Protestors hold a sign outside the US Supreme Court as it debates President Donald Trump's move to end automatic birthright citizenship Image:AFP

U.S. Supreme Court hears arguments on Trump with birthright case

by · Japan Today

WASHINGTON — The U.S. Supreme Court heard arguments Thursday in a case involving birthright citizenship that could sharply curb the judiciary's ability to rein in Donald Trump and future American presidents.

The case before the top court involved the Republican leader's bid to end automatic citizenship for children born on American soil.

But the immediate question at hand was whether a single federal judge can block a president's policies with an injunction that applies nationwide.

Both conservative and liberal justices expressed concerns during oral arguments about the increasing use of nationwide injunctions by district courts, but appeared divided -- not necessarily along ideological lines -- about how to tackle the issue.

Arguments had been scheduled for an hour but went on for more than two and barely touched on the legality of Trump's executive order ending birthright citizenship, which has been paused separately by district courts in Maryland, Massachusetts and Washington state that deemed it unconstitutional.

Other Trump initiatives have also been frozen by judges around the nation -- both Democratic and Republican appointees -- leading the Justice Department to make an emergency appeal to the Supreme Court, where conservatives make up a 6-3 majority.

The Trump administration is asking the Supreme Court to restrict the application of a district court's injunction solely to the parties who brought the case and the district where the judge presides.
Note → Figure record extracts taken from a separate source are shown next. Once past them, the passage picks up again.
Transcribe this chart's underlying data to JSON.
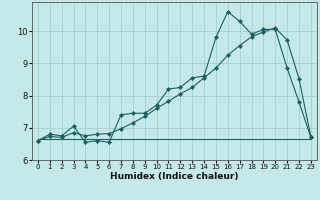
{
  "title": "",
  "xlabel": "Humidex (Indice chaleur)",
  "ylabel": "",
  "bg_color": "#c5e8e8",
  "grid_color": "#a8d0d0",
  "line_color": "#1a6060",
  "xlim": [
    -0.5,
    23.5
  ],
  "ylim": [
    6,
    10.9
  ],
  "xticks": [
    0,
    1,
    2,
    3,
    4,
    5,
    6,
    7,
    8,
    9,
    10,
    11,
    12,
    13,
    14,
    15,
    16,
    17,
    18,
    19,
    20,
    21,
    22,
    23
  ],
  "yticks": [
    6,
    7,
    8,
    9,
    10
  ],
  "line1_x": [
    0,
    1,
    2,
    3,
    4,
    5,
    6,
    7,
    8,
    9,
    10,
    11,
    12,
    13,
    14,
    15,
    16,
    17,
    18,
    19,
    20,
    21,
    22,
    23
  ],
  "line1_y": [
    6.6,
    6.8,
    6.75,
    7.05,
    6.55,
    6.6,
    6.55,
    7.4,
    7.45,
    7.45,
    7.7,
    8.2,
    8.25,
    8.55,
    8.6,
    9.8,
    10.6,
    10.3,
    9.9,
    10.05,
    10.05,
    8.85,
    7.8,
    6.7
  ],
  "line2_x": [
    0,
    1,
    2,
    3,
    4,
    5,
    6,
    7,
    8,
    9,
    10,
    11,
    12,
    13,
    14,
    15,
    16,
    17,
    18,
    19,
    20,
    21,
    22,
    23
  ],
  "line2_y": [
    6.6,
    6.73,
    6.7,
    6.85,
    6.75,
    6.8,
    6.82,
    6.97,
    7.15,
    7.35,
    7.6,
    7.82,
    8.05,
    8.25,
    8.55,
    8.85,
    9.25,
    9.55,
    9.82,
    9.97,
    10.1,
    9.72,
    8.52,
    6.72
  ],
  "line3_x": [
    0,
    1,
    2,
    3,
    4,
    5,
    6,
    7,
    8,
    9,
    10,
    11,
    12,
    13,
    14,
    15,
    16,
    17,
    18,
    19,
    20,
    21,
    22,
    23
  ],
  "line3_y": [
    6.65,
    6.65,
    6.65,
    6.65,
    6.65,
    6.65,
    6.65,
    6.65,
    6.65,
    6.65,
    6.65,
    6.65,
    6.65,
    6.65,
    6.65,
    6.65,
    6.65,
    6.65,
    6.65,
    6.65,
    6.65,
    6.65,
    6.65,
    6.65
  ]
}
Arguing before the court, Solicitor General John Sauer compared nationwide injunctions to a "nuclear weapon," saying they hamstring the president and "disrupt the Constitution's careful balancing of the separation of powers."

"Courts grant relief to the people who sue in front of them," Sauer said. "So the notion that relief has to be given to the whole world because others who have not taken the time to sue are not before the courts results in all these problems."

Justice Ketanji Brown Jackson, one of the three liberals on the court, pushed back.

"Your argument seems to turn our justice system, in my view at least, into a 'catch me if you can' kind of regime," Jackson said, "where everybody has to have a lawyer and file a lawsuit in order for the government to stop violating people's rights.

"And I don't understand how that is remotely consistent with the rule of law."

Sauer responded that Jackson's "'catch me if you can' problem operates in the opposite direction, where we have the government racing from jurisdiction to jurisdiction, having to sort of clear the table in order to implement a new policy."

Past presidents have also complained about national injunctions shackling their agenda, but such orders have sharply risen under Trump and his administration has seen more in two months than Democrat Joe Biden did during his first three years in office.

Jeremy Feigenbaum, the solicitor general of New Jersey, one of 23 states which have filed suits against Trump's bid to end birthright citizenship, acknowledged there are problems with universal injunctions but said there is "an extraordinary basis for this one."

Allowing separate court rulings on the birthright issue in different states would lead to "chaos on the ground where people's citizenship turns on and off when you cross state lines," Feigenbaum said.

Trump, in a post on Truth Social, urged the court to rule in his favor.

"Birthright Citizenship was not meant for people taking vacations to become permanent Citizens of the United States of America, and bringing their families with them, all the time laughing at the 'SUCKERS' that we are!" he said.

Trump signed an executive order on his first day in office decreeing that children born to parents in the United States illegally or on temporary visas would not automatically become U.S. citizens.

The three lower courts ruled that to be a violation of the 14th Amendment, which states: "All persons born or naturalized in the United States, and subject to the jurisdiction thereof, are citizens of the United States."

Sauer, during Thursday's arguments, said Trump's order "reflects the original meaning of the 14th Amendment, which guaranteed citizenship to the children of former slaves, not to illegal aliens or temporary visitors."

The Supreme Court rejected such a narrow definition in a landmark 1898 case.

Whatever the justices decide on nationwide injunctions, the actual question of whether Trump can legally end birthright citizenship is expected to be back in front of the top court before long.